The strike vote will include members of multiple unions in California, Oregon, Washington, Colorado, Maryland, Virginia, Hawaii and the District of Columbia. The vote is set to begin in late July and continuing into August, with members making a collective decision on whether to authorize an unfair labor practice strike.

According to the Coalition of Kaiser Permanente Unions or CKPU, this would be the largest national strike in the U.S. since UPS Teamsters went on strike in 1997.

“While we have been providing care 24/7, holding the hands of sick and frightened patients and making sure they are safe and get the treatment they need, Kaiser has been focused on racking up multi-billion-dollar profits and paying executives exorbitant, million-dollar salaries,” Ida Prophet, an LVN at Kaiser South Sacramento in California said in a CKPU press release. “This is a non-profit company that has lost its way and is acting more like a typical for-profit corporation, where only a few at the top truly thrive.”

The strike is not the first labor issue Kaiser Permanente has faced this year.
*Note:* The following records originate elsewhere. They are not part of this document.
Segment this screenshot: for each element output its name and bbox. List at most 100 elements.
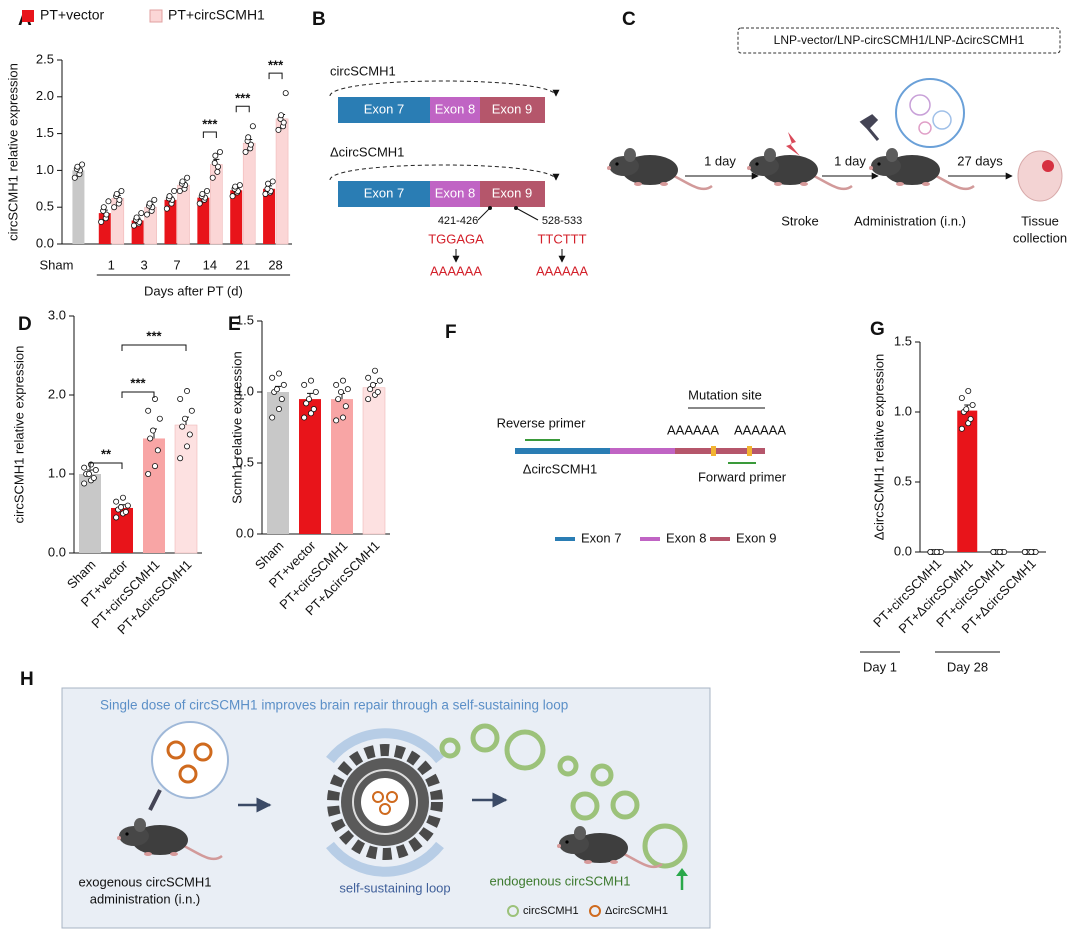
data-point xyxy=(177,395,184,402)
exon-8 xyxy=(430,181,480,207)
data-point xyxy=(124,502,131,509)
data-point xyxy=(374,388,381,395)
exon-9 xyxy=(675,448,765,454)
brain xyxy=(1017,150,1063,202)
data-point xyxy=(303,400,310,407)
bar xyxy=(72,170,85,244)
ring xyxy=(504,729,546,771)
data-point xyxy=(103,211,110,218)
data-point xyxy=(113,514,120,521)
y-tick-label: 0.0 xyxy=(236,525,254,540)
data-point xyxy=(149,427,156,434)
exon-8 xyxy=(430,97,480,123)
panel-label: D xyxy=(18,314,32,335)
bar xyxy=(197,197,210,244)
data-point xyxy=(342,403,349,410)
data-point xyxy=(216,148,223,155)
data-point xyxy=(156,415,163,422)
data-point xyxy=(247,141,254,148)
data-point xyxy=(282,90,289,97)
x-tick-label: Sham xyxy=(39,257,73,272)
pipette xyxy=(148,789,162,811)
data-point xyxy=(92,467,99,474)
data-point xyxy=(146,200,153,207)
legend-label: PT+vector xyxy=(40,7,105,23)
data-point xyxy=(145,407,152,414)
data-point xyxy=(339,414,346,421)
y-tick-label: 0.0 xyxy=(36,235,54,250)
lnp xyxy=(918,121,932,135)
panel-label: C xyxy=(622,9,636,30)
gear-core xyxy=(361,778,409,826)
ring xyxy=(386,791,398,803)
legend-label: ΔcircSCMH1 xyxy=(605,905,668,917)
y-axis-label: Scmh1 relative expression xyxy=(229,351,244,503)
data-point xyxy=(1028,549,1035,556)
bar xyxy=(275,118,289,245)
lnp-bubble xyxy=(895,78,965,148)
exon-7 xyxy=(338,97,430,123)
data-point xyxy=(203,188,210,195)
data-point xyxy=(265,180,272,187)
gear-ring xyxy=(352,769,418,835)
data-point xyxy=(100,204,107,211)
data-point xyxy=(371,367,378,374)
sig-label: *** xyxy=(202,116,218,131)
sig-label: ** xyxy=(101,446,112,461)
data-point xyxy=(199,190,206,197)
legend-label: Exon 7 xyxy=(581,530,621,545)
data-point xyxy=(965,387,972,394)
data-point xyxy=(963,406,970,413)
data-point xyxy=(90,474,97,481)
data-point xyxy=(310,406,317,413)
data-point xyxy=(138,210,145,217)
exon-9 xyxy=(480,181,545,207)
ring xyxy=(178,764,198,784)
data-point xyxy=(176,188,183,195)
data-point xyxy=(186,431,193,438)
data-point xyxy=(105,198,112,205)
construct-name: ΔcircSCMH1 xyxy=(523,461,597,476)
data-point xyxy=(122,508,129,515)
y-tick-label: 2.0 xyxy=(48,386,66,401)
y-tick-label: 3.0 xyxy=(48,307,66,322)
data-point xyxy=(212,152,219,159)
data-point xyxy=(333,381,340,388)
bar xyxy=(957,410,978,552)
ring xyxy=(470,723,500,753)
data-point xyxy=(151,395,158,402)
legend-ring xyxy=(589,905,601,917)
y-tick-label: 0.0 xyxy=(894,543,912,558)
data-point xyxy=(996,549,1003,556)
mutant-sequence: AAAAAA xyxy=(667,422,719,437)
sig-bracket xyxy=(89,462,123,469)
panel-c: C LNP-vector/LNP-circSCMH1/LNP-ΔcircSCMH… xyxy=(605,9,1067,245)
exon-label: Exon 9 xyxy=(492,185,532,200)
data-point xyxy=(177,455,184,462)
ring xyxy=(379,803,391,815)
x-tick-label: 7 xyxy=(173,257,180,272)
exon-8 xyxy=(610,448,675,454)
y-tick-label: 0.5 xyxy=(36,199,54,214)
ring xyxy=(610,790,640,820)
data-point xyxy=(249,123,256,130)
data-point xyxy=(116,196,123,203)
exon-label: Exon 8 xyxy=(435,101,475,116)
stage: Tissue xyxy=(1021,213,1059,228)
legend-label: Exon 8 xyxy=(666,530,706,545)
sig-label: *** xyxy=(235,91,251,106)
data-point xyxy=(365,396,372,403)
ring xyxy=(570,791,600,821)
y-tick-label: 0.5 xyxy=(894,473,912,488)
construct-title: circSCMH1 xyxy=(330,63,396,78)
data-point xyxy=(183,443,190,450)
panel-f: F Mutation site Reverse primer AAAAAA AA… xyxy=(445,322,787,545)
exon-7 xyxy=(515,448,610,454)
interval: 1 day xyxy=(704,153,736,168)
stage: collection xyxy=(1013,230,1067,245)
mutant-sequence: AAAAAA xyxy=(430,263,482,278)
data-point xyxy=(307,377,314,384)
legend-label: PT+circSCMH1 xyxy=(168,7,265,23)
data-point xyxy=(339,377,346,384)
mutation xyxy=(711,446,716,456)
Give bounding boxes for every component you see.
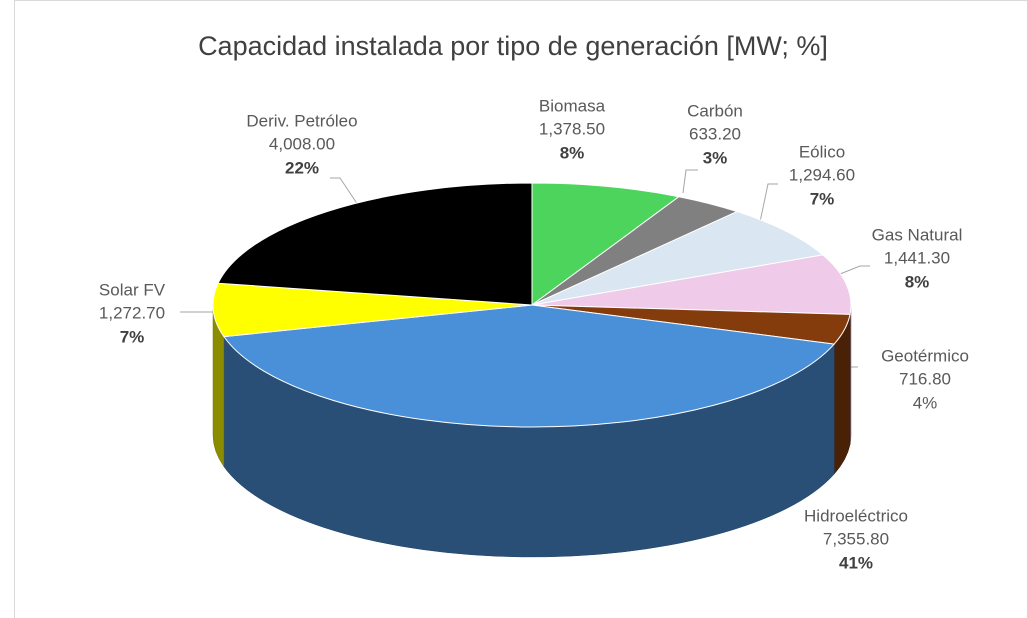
data-label-percent: 7% (810, 189, 835, 208)
data-label-name: Geotérmico (881, 346, 969, 365)
data-label-percent: 3% (703, 148, 728, 167)
data-label-value: 1,294.60 (789, 165, 855, 184)
data-label-percent: 7% (120, 327, 145, 346)
data-label-name: Deriv. Petróleo (246, 111, 357, 130)
data-label-value: 716.80 (899, 369, 951, 388)
leader-lines (180, 169, 870, 406)
data-label-value: 633.20 (689, 124, 741, 143)
data-label-percent: 4% (913, 393, 938, 412)
data-label-name: Carbón (687, 101, 743, 120)
data-label-name: Hidroeléctrico (804, 506, 908, 525)
leader-line (759, 183, 778, 223)
slice (223, 304, 836, 428)
data-label-percent: 8% (560, 143, 585, 162)
data-label-value: 4,008.00 (269, 134, 335, 153)
slice (531, 254, 852, 315)
leader-line (682, 169, 698, 194)
slice (531, 211, 825, 306)
chart-title: Capacidad instalada por tipo de generaci… (198, 31, 828, 61)
data-label-value: 1,272.70 (99, 303, 165, 322)
slice (531, 182, 681, 306)
data-label-value: 7,355.80 (823, 529, 889, 548)
data-label-name: Eólico (799, 142, 845, 161)
leader-line (330, 177, 359, 206)
data-label-percent: 8% (905, 272, 930, 291)
data-label-value: 1,441.30 (884, 248, 950, 267)
data-label-percent: 22% (285, 158, 319, 177)
data-label-percent: 41% (839, 553, 873, 572)
data-label-value: 1,378.50 (539, 119, 605, 138)
data-label-name: Gas Natural (872, 225, 963, 244)
slice (217, 182, 533, 306)
pie (212, 182, 852, 558)
data-label-name: Biomasa (539, 96, 606, 115)
data-label-name: Solar FV (99, 280, 166, 299)
slice (212, 282, 533, 338)
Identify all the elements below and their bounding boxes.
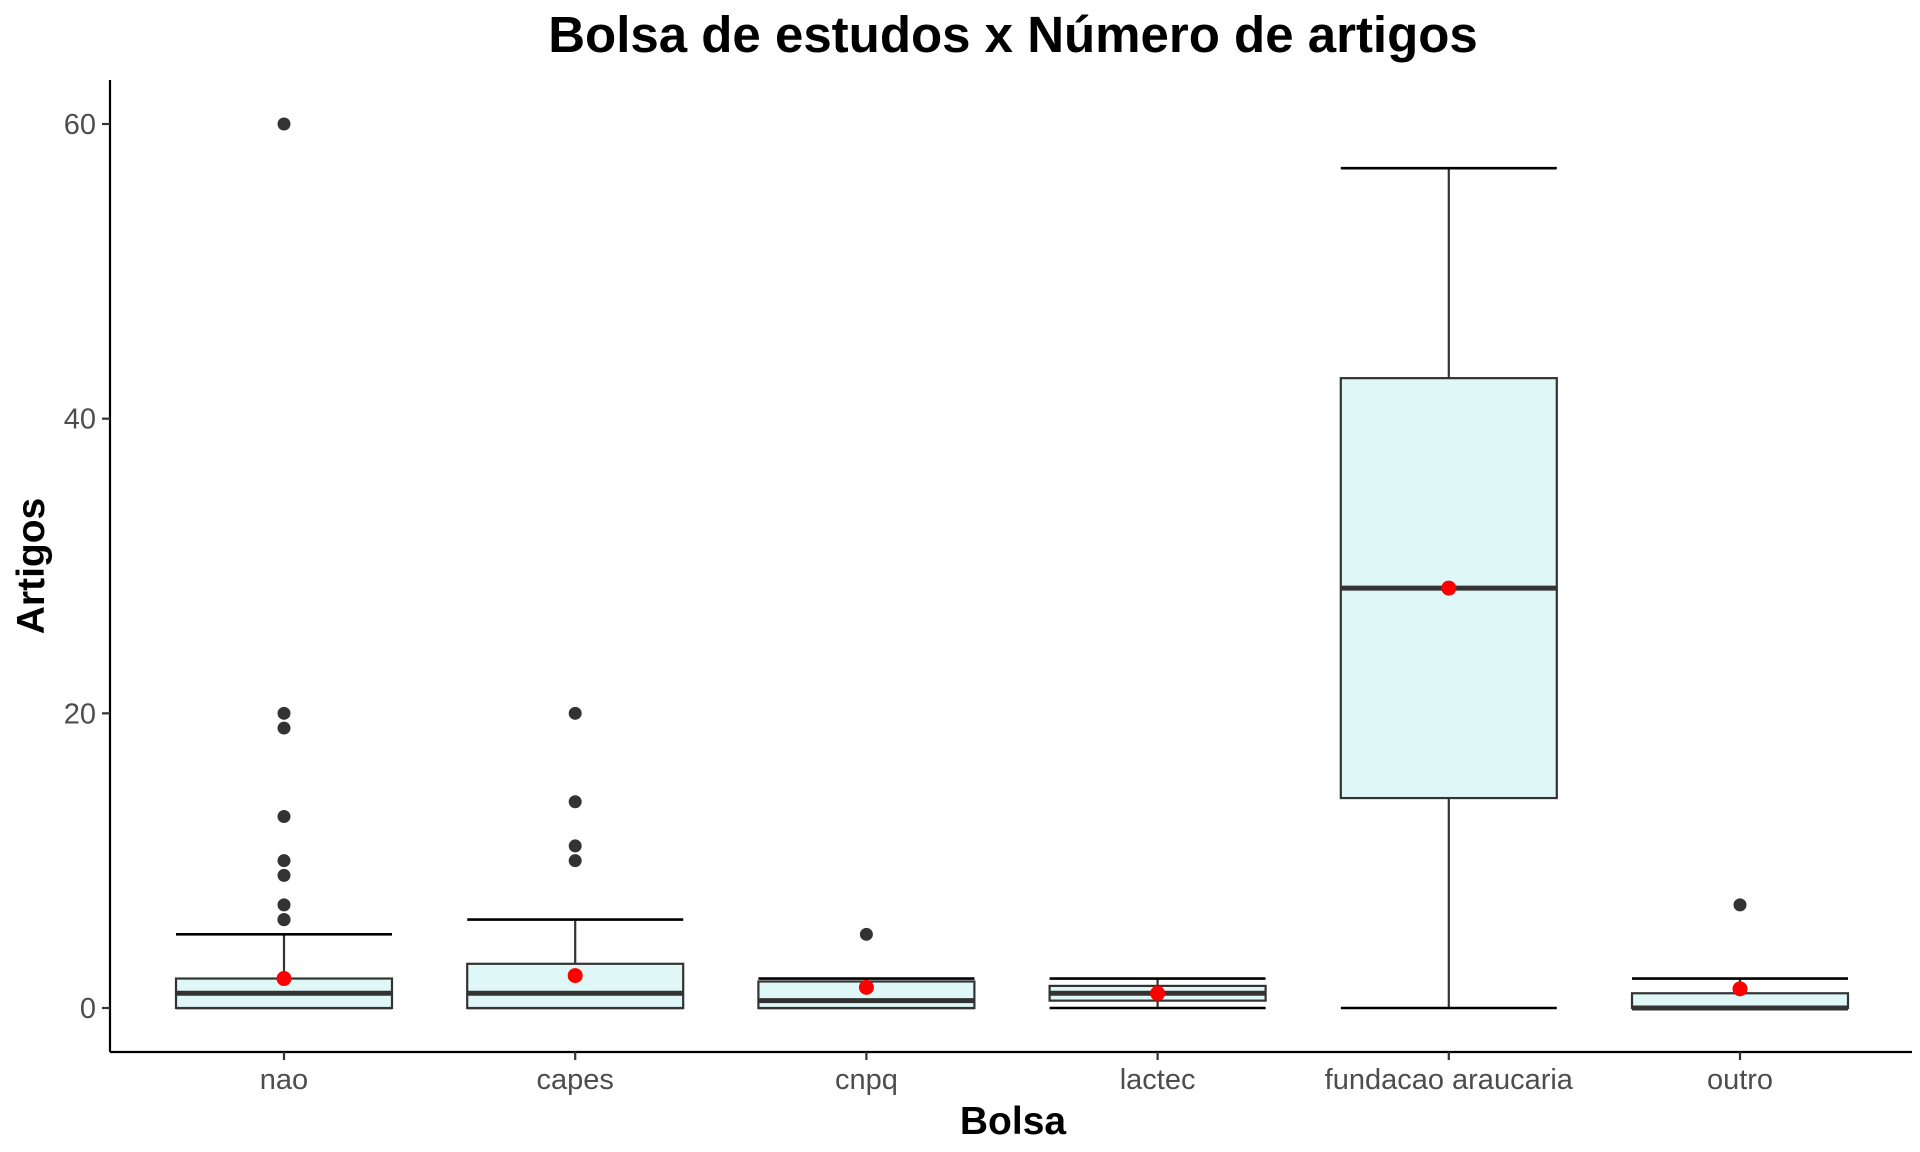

Back in May, thousands of mental health clinicians in California threatened to walk off the job across the state.

The clinicians who are part of National Union of Healthcare Workers — a group that included psychologists, therapists, social workers, psychiatric nurses and addiction medicine specialists — were demanding that Kaiser increase staffing levels to address what union leaders call a crisis of access to mental health services.

The strike was averted only days before the walkout was scheduled to take place in June.

Members of the Coalition of Kaiser Permanente Unions are calling on the non-profit healthcare corporation to restore a proper worker-management partnership, ensure safe staffing and compassionate use of technology, build a workforce prepared to deal with major projected shortages of licensed and accredited staff and protect middle-class jobs with proper wages and benefits.

Kaiser Permanente workers also are calling the company adhere to basic financial transparency for the benefit of patients.

“Kaiser is one of the largest healthcare providers and insurers in the nation, but in many places it has gotten exemptions from the kind of reporting requirements that other health-related corporations must follow,” CKPU executive director Walter Allen said in the press release. “Their ability to operate in the shadows allows them to avoid the kind of scrutiny consumers, employers, unions and regulators need to protect the public.”

The CKPU maintains that, as a non-profit, Kaiser should directly serve the public interest in exchange for the billions of dollars it receives annually in tax breaks. The union says Kaiser has departed from its non-profit mission.

Kaiser Permanente has yet to issue a statement in response to stall in negotiations and possible strike.